As Tallied by Martyna Majok, ‘Cost of Living’ Is High but Worth Every Effort

For all of her empathy, the playwright is most interested in the emotional and external factors that challenge all of her characters.

Julieta Cervantes
David Zayas and Katy Sullivan in ‘Cost of Living.’ Julieta Cervantes

If millennials and members of Generation Z have developed a reputation for finding trauma and injustice wherever they look, then 37-year-old playwright Martyna Majok is one artist — and there are others, rest assured — who can apply the courage of her compassion with a grownup’s sense of perspective. The Polish-born Ms. Majok’s characters, prominent among them immigrants, confront genuinely harrowing circumstances, but self-pity is as foreign a strategy for them as sentimentality is for their creator. 

“Cost of Living,” the play that marks Ms. Majok’s Broadway debut, arrives six years after its premiere at Williamstown Theatre Festival, following productions downtown and at Los Angeles and London; it received a Pulitzer Prize for drama in 2018. Its subject is timeless — the fragility of life, explored through two very different relationships with one common factor: A person in each is physically disabled.

If you’re at all familiar with Ms. Majok’s work, it won’t surprise you that neither John, a graduate student at Princeton suffering from cerebral palsy, nor Ani, a middle-aged woman confined to a wheelchair after severing her spinal cord in an accident, is romanticized, or defined by illness or injury. For all of her empathy, the playwright is most interested in the emotional and external factors that challenge all of her characters.

That would include Ani’s estranged husband, an out-of-work truck driver, and Jess, the young woman John hires as a caretaker. Jess, who attended Princeton herself, would appear overqualified for the job, or for the bar gigs she also juggles to make ends meet; but Ms. Majok quickly establishes — without inserting obvious politics or pedantry — that John has been more fortunate in other respects than the person now tasked with cleaning and dressing him.

Under Jo Bonney’s beautifully measured direction, Kara Young — fresh from a sparkling Broadway debut in Lynn Nottage’s “Clyde’s” last season — captures the grit and humor that have sustained Jess and the damage that has nonetheless been wrought, particularly after a crucial misunderstanding with John precipitates a downward spiral. Gregg Mozgala, who has cerebral palsy himself, reveals John’s entitlement without undercutting our sympathy; we sense how, for someone in his condition, privilege can be a double-edged sword.

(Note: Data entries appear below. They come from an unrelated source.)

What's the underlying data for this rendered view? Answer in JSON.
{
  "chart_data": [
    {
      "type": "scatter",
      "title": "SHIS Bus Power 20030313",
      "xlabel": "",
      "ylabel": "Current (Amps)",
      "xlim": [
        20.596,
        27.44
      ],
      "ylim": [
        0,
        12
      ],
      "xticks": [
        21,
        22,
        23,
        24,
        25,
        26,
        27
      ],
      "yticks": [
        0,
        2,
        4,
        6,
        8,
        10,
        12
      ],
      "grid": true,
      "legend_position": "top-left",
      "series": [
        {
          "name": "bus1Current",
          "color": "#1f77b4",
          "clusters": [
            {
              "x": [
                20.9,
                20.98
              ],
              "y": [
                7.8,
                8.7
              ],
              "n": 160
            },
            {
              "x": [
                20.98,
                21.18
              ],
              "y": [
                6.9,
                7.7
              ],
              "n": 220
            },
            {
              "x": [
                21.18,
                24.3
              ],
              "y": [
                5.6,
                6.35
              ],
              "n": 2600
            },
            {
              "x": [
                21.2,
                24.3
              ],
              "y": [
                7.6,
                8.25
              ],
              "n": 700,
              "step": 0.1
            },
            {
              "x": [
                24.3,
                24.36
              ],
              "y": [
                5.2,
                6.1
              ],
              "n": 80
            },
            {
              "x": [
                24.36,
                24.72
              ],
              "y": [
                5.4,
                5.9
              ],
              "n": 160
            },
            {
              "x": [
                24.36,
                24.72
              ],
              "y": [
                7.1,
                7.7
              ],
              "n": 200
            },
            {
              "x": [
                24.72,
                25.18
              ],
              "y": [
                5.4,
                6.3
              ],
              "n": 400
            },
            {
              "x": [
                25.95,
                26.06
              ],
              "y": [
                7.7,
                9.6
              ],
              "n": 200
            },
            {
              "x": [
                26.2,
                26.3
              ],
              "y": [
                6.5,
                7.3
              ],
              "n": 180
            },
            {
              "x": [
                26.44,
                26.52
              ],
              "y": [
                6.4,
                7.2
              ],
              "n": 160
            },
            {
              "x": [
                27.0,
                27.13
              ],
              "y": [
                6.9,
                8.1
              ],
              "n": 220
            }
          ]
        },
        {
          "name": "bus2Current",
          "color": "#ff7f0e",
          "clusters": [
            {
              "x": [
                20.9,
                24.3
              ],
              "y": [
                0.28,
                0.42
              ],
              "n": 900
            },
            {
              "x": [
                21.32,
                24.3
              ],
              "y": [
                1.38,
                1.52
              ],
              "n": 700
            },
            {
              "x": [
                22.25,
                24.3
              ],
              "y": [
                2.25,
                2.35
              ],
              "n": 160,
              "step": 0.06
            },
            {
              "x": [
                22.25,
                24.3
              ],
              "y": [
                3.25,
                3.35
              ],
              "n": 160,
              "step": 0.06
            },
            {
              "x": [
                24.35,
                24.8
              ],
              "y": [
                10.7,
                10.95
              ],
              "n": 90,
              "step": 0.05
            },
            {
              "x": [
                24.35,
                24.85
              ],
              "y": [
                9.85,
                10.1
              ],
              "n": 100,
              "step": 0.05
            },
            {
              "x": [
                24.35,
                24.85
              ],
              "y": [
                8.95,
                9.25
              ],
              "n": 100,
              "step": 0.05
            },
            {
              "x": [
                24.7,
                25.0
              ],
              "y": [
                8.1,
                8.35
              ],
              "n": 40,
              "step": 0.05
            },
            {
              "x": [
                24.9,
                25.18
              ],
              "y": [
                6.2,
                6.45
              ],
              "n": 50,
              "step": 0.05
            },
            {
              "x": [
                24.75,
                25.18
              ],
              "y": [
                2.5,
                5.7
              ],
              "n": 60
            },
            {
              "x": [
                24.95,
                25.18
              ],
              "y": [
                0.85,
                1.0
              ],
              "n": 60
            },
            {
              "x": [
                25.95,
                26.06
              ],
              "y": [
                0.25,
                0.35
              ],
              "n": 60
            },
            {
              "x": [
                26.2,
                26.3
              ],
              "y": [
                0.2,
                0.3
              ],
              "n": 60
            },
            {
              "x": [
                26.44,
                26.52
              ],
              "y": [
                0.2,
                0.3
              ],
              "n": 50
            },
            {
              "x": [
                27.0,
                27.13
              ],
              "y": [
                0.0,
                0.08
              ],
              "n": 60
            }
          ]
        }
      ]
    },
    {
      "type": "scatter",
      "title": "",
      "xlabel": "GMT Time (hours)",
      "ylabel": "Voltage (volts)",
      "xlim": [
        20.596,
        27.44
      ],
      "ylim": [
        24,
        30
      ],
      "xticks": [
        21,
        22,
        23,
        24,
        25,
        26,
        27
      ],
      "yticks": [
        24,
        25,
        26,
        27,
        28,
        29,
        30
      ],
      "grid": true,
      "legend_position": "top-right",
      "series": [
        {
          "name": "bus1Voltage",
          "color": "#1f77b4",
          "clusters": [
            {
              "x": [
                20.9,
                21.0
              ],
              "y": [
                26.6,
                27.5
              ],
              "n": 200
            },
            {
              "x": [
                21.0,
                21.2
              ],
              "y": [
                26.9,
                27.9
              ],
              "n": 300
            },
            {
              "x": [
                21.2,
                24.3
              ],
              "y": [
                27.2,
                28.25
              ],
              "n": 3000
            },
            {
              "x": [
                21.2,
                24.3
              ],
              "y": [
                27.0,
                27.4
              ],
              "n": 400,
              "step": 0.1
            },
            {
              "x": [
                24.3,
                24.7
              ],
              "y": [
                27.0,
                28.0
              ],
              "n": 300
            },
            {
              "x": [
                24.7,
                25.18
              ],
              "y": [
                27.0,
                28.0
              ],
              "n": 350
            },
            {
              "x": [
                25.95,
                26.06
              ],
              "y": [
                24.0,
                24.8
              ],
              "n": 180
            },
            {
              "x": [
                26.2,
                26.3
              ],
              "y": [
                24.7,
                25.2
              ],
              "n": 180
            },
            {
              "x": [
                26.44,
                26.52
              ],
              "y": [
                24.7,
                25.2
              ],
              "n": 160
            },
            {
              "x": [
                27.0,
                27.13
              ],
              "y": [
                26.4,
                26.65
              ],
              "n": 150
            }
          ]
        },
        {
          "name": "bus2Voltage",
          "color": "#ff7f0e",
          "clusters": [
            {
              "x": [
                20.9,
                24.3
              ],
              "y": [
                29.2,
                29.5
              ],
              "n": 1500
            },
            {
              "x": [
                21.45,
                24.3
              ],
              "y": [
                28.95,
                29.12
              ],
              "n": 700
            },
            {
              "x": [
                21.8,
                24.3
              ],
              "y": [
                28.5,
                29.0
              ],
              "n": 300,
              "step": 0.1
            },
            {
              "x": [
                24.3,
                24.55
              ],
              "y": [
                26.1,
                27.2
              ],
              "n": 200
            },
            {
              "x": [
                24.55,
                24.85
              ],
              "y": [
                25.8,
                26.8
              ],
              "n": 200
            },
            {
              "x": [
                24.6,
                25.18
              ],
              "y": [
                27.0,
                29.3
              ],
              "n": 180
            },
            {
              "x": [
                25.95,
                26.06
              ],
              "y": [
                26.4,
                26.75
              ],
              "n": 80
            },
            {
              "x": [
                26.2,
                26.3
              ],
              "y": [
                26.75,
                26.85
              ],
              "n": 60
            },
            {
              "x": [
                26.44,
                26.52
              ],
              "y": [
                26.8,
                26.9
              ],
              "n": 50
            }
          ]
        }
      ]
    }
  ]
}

David Zayas and Katy Sullivan are even more moving as, respectively, Eddie and Ani, in part because these characters are older, with less time left for a change in course, or luck — though as Ms. Majok repeatedly suggests here, age can be measured in terms of experience as well as years. This couple also gets the most gorgeously lyrical, and piercing, scene in the play, in which Eddie bathes Ani, and a new tenderness unfolds between them.

Even here, “Cost of Living” never threatens to become maudlin. The dialogue, between Eddie and Ani especially, is wonderfully salty; in her stage directions, Ms. Majok explains, “For the Jersey mouth” — the characters are based in that state, though some action takes place in Brooklyn — “the word ‘f—in’ is often used as a comma, or a vocalized pause.” Ms. Sullivan, herself a double amputee who competed in the 2010 Paralympics, channels Ani’s resentment, despair, pride, and lingering resolve into a blazingly human, and humane, performance.

Mr. Zayas’s heartbreaking Eddie is an ideal foil, physically imposing but nursing a palpably broken spirit. He, too, has known loss and seen hope dissolve, and just as Ms. Majok doesn’t patronize any of her characters by writing them off as victims, she recognizes all of their suffering, and its power to both unify and divide them.

It is through Eddie and Jess that the two stories in “Cost of Living” ultimately intersect, at a very low point for both. “It’s just unfortunate that some people have already lived a lot of life before they meet other people,” she tells him. Yet part of the beauty of “Cost of Living” is something else these disparate characters share: a determination to press on — no matter the price.